Menteş, pandeminin başından bu yana tüm dünyada 118 milyona yakın hasta ve 2.6 milyonun üzerinde ölüm olduğunu, Türkiye’de ise 2.8 milyonun üzerinde yurttaşın hastalandığını, 29 binin üzerinde ölüm olduğunu vurguladı. Menteş, “Çözüm; ortak akıldadır. İktidarın ‘her şeyi ben bilirim’ mantığı doğru bir yöntem değildir.

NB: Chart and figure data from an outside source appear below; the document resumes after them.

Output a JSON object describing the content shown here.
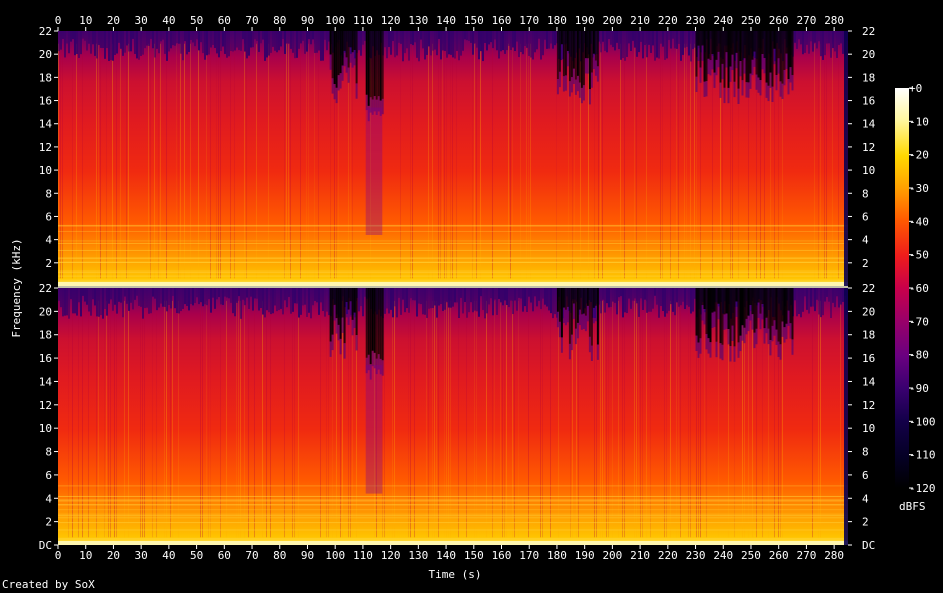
{
  "chart_data": {
    "type": "heatmap",
    "title": "",
    "xlabel": "Time (s)",
    "ylabel": "Frequency (kHz)",
    "xlim": [
      0,
      285
    ],
    "x_ticks": [
      0,
      10,
      20,
      30,
      40,
      50,
      60,
      70,
      80,
      90,
      100,
      110,
      120,
      130,
      140,
      150,
      160,
      170,
      180,
      190,
      200,
      210,
      220,
      230,
      240,
      250,
      260,
      270,
      280
    ],
    "y_ticks": [
      "DC",
      "2",
      "4",
      "6",
      "8",
      "10",
      "12",
      "14",
      "16",
      "18",
      "20",
      "22"
    ],
    "ylim_khz": [
      0,
      22
    ],
    "channels": 2,
    "colorbar": {
      "unit": "dBFS",
      "range": [
        -120,
        0
      ],
      "ticks": [
        "+0",
        "-10",
        "-20",
        "-30",
        "-40",
        "-50",
        "-60",
        "-70",
        "-80",
        "-90",
        "-100",
        "-110",
        "-120"
      ],
      "colors": [
        "#ffffff",
        "#fff7a0",
        "#ffd800",
        "#ffa000",
        "#ff5a00",
        "#ee1c1c",
        "#c8004a",
        "#9a0068",
        "#6a0080",
        "#3a0070",
        "#14004a",
        "#050026",
        "#000000"
      ]
    },
    "quiet_regions_s": [
      {
        "start": 98,
        "end": 108,
        "level": "partial"
      },
      {
        "start": 111,
        "end": 117,
        "level": "deep"
      },
      {
        "start": 180,
        "end": 195,
        "level": "partial"
      },
      {
        "start": 230,
        "end": 265,
        "level": "partial"
      }
    ],
    "signal_end_s": 285
  },
  "footer": {
    "credit": "Created by SoX"
  }
}
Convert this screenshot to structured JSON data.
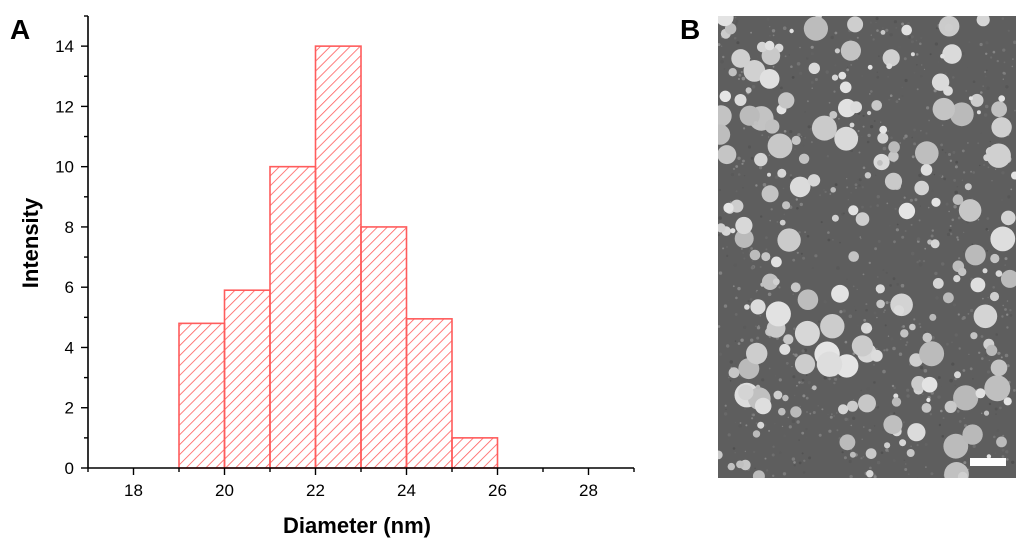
{
  "panel_labels": {
    "a": "A",
    "b": "B"
  },
  "chart_data": {
    "type": "bar",
    "subtype": "histogram",
    "title": "",
    "xlabel": "Diameter (nm)",
    "ylabel": "Intensity",
    "xlim": [
      17,
      29
    ],
    "ylim": [
      0,
      15
    ],
    "xticks": [
      18,
      20,
      22,
      24,
      26,
      28
    ],
    "yticks": [
      0,
      2,
      4,
      6,
      8,
      10,
      12,
      14
    ],
    "bins": [
      {
        "from": 19,
        "to": 20,
        "value": 4.8
      },
      {
        "from": 20,
        "to": 21,
        "value": 5.9
      },
      {
        "from": 21,
        "to": 22,
        "value": 10
      },
      {
        "from": 22,
        "to": 23,
        "value": 14
      },
      {
        "from": 23,
        "to": 24,
        "value": 8
      },
      {
        "from": 24,
        "to": 25,
        "value": 4.95
      },
      {
        "from": 25,
        "to": 26,
        "value": 1
      }
    ],
    "bar_color": "#ff5c5c",
    "bar_fill": "diagonal-hatch",
    "grid": false,
    "legend": "none"
  },
  "micrograph": {
    "description_visible": false,
    "background_color": "#5e5e5e",
    "particle_color": "#d8d8d8",
    "scale_bar_color": "#ffffff"
  }
}
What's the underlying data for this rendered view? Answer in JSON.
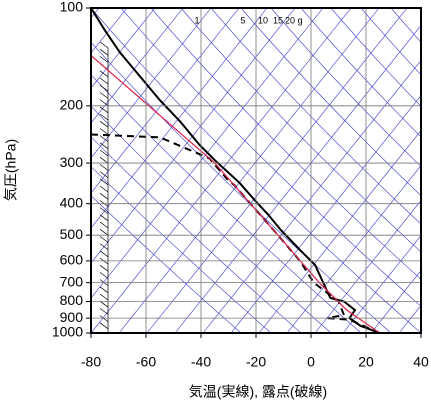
{
  "chart_data": {
    "type": "line",
    "xlabel": "気温(実線), 露点(破線)",
    "ylabel": "気圧(hPa)",
    "xlim": [
      -80,
      40
    ],
    "xticks": [
      -80,
      -60,
      -40,
      -20,
      0,
      20,
      40
    ],
    "ylim": [
      1000,
      100
    ],
    "yticks": [
      100,
      200,
      300,
      400,
      500,
      600,
      700,
      800,
      900,
      1000
    ],
    "ylog": true,
    "grid": true,
    "annotations": [
      "1",
      "5",
      "10",
      "15",
      "20",
      "g"
    ],
    "series": [
      {
        "color": "#000000",
        "dash": false,
        "pressure": [
          100,
          117,
          137,
          163,
          192,
          224,
          264,
          294,
          345,
          390,
          433,
          482,
          555,
          618,
          687,
          780,
          800,
          850,
          900,
          950,
          1000
        ],
        "values": [
          -80,
          -75,
          -69.5,
          -62,
          -55,
          -47.5,
          -40.5,
          -35,
          -26,
          -20.5,
          -15.5,
          -11,
          -4,
          1.5,
          4,
          7,
          12,
          16,
          14,
          18,
          25
        ]
      },
      {
        "color": "#000000",
        "dash": true,
        "pressure": [
          245,
          250,
          290,
          340,
          350,
          400,
          500,
          600,
          700,
          800,
          880,
          900,
          910,
          1000
        ],
        "values": [
          -80,
          -55,
          -37,
          -30,
          -28,
          -22,
          -12,
          -4,
          1,
          10,
          12,
          6,
          14,
          25
        ]
      },
      {
        "color": "#e0204a",
        "dash": false,
        "pressure": [
          140,
          300,
          500,
          700,
          850,
          1000
        ],
        "values": [
          -80,
          -35,
          -12,
          3,
          13,
          25
        ]
      }
    ]
  }
}
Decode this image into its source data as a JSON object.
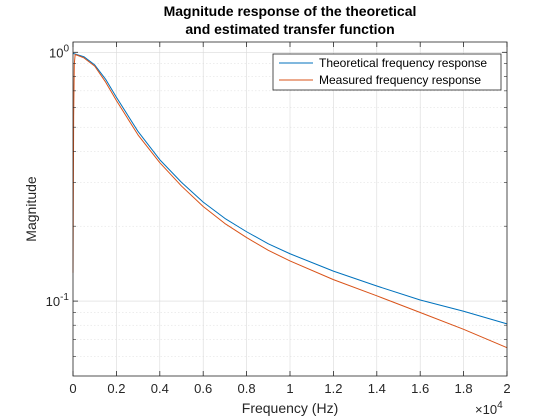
{
  "chart_data": {
    "type": "line",
    "title": [
      "Magnitude response of the theoretical",
      "and estimated transfer function"
    ],
    "xlabel": "Frequency (Hz)",
    "ylabel": "Magnitude",
    "x_multiplier_base": "×10",
    "x_multiplier_exp": "4",
    "xlim": [
      0,
      20000
    ],
    "ylim": [
      0.05,
      1.1
    ],
    "yscale": "log",
    "grid": true,
    "minor_grid": true,
    "legend_position": "top-right",
    "x_ticks": [
      {
        "value": 0,
        "label": "0"
      },
      {
        "value": 2000,
        "label": "0.2"
      },
      {
        "value": 4000,
        "label": "0.4"
      },
      {
        "value": 6000,
        "label": "0.6"
      },
      {
        "value": 8000,
        "label": "0.8"
      },
      {
        "value": 10000,
        "label": "1"
      },
      {
        "value": 12000,
        "label": "1.2"
      },
      {
        "value": 14000,
        "label": "1.4"
      },
      {
        "value": 16000,
        "label": "1.6"
      },
      {
        "value": 18000,
        "label": "1.8"
      },
      {
        "value": 20000,
        "label": "2"
      }
    ],
    "y_ticks": [
      {
        "value": 0.1,
        "base": "10",
        "exp": "-1"
      },
      {
        "value": 1,
        "base": "10",
        "exp": "0"
      }
    ],
    "series": [
      {
        "name": "Theoretical frequency response",
        "color": "#0072BD",
        "x": [
          0,
          500,
          1000,
          1500,
          2000,
          3000,
          4000,
          5000,
          6000,
          7000,
          8000,
          9000,
          10000,
          12000,
          14000,
          16000,
          18000,
          20000
        ],
        "y": [
          0.99,
          0.96,
          0.89,
          0.78,
          0.66,
          0.48,
          0.37,
          0.3,
          0.25,
          0.215,
          0.19,
          0.17,
          0.155,
          0.132,
          0.115,
          0.101,
          0.091,
          0.081
        ]
      },
      {
        "name": "Measured frequency response",
        "color": "#D95319",
        "x": [
          0,
          30,
          60,
          100,
          500,
          1000,
          1500,
          2000,
          3000,
          4000,
          5000,
          6000,
          7000,
          8000,
          9000,
          10000,
          12000,
          14000,
          16000,
          18000,
          20000
        ],
        "y": [
          0.13,
          0.55,
          0.9,
          0.98,
          0.95,
          0.88,
          0.76,
          0.64,
          0.465,
          0.36,
          0.29,
          0.24,
          0.205,
          0.18,
          0.16,
          0.145,
          0.122,
          0.105,
          0.09,
          0.077,
          0.065
        ]
      }
    ]
  }
}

TTB başta olmak üzere tüm sağlık meslek ve emek örgütlerini sürece dahil etmek şarttır” dedi.
Urfa
SES, Urfa Tabip Odası ve Urfa Diş Hekimleri Derneği üyeleri Mehmet Akif İnan Eğitim ve Araştırma Hastanesi önünde, Türkiye'de ilk korona vakasının görüldüğü tarihin birinci yıldönümü dolayısı ile balon uçurdu. Tabip Odası Başkanı Osman Yüksekyayla, bir yılda 372 sağlık emekçisinin Kovid-19 kaynaklı yaşamını yitirdiğini ifade etti. Yüksekyayla, yaşamını yitirenlerin anısına balon uçurduklarını, Kovid-19'un bir an önce meslek hastalığı olarak kabul edilmesi gerektiğini kaydetti.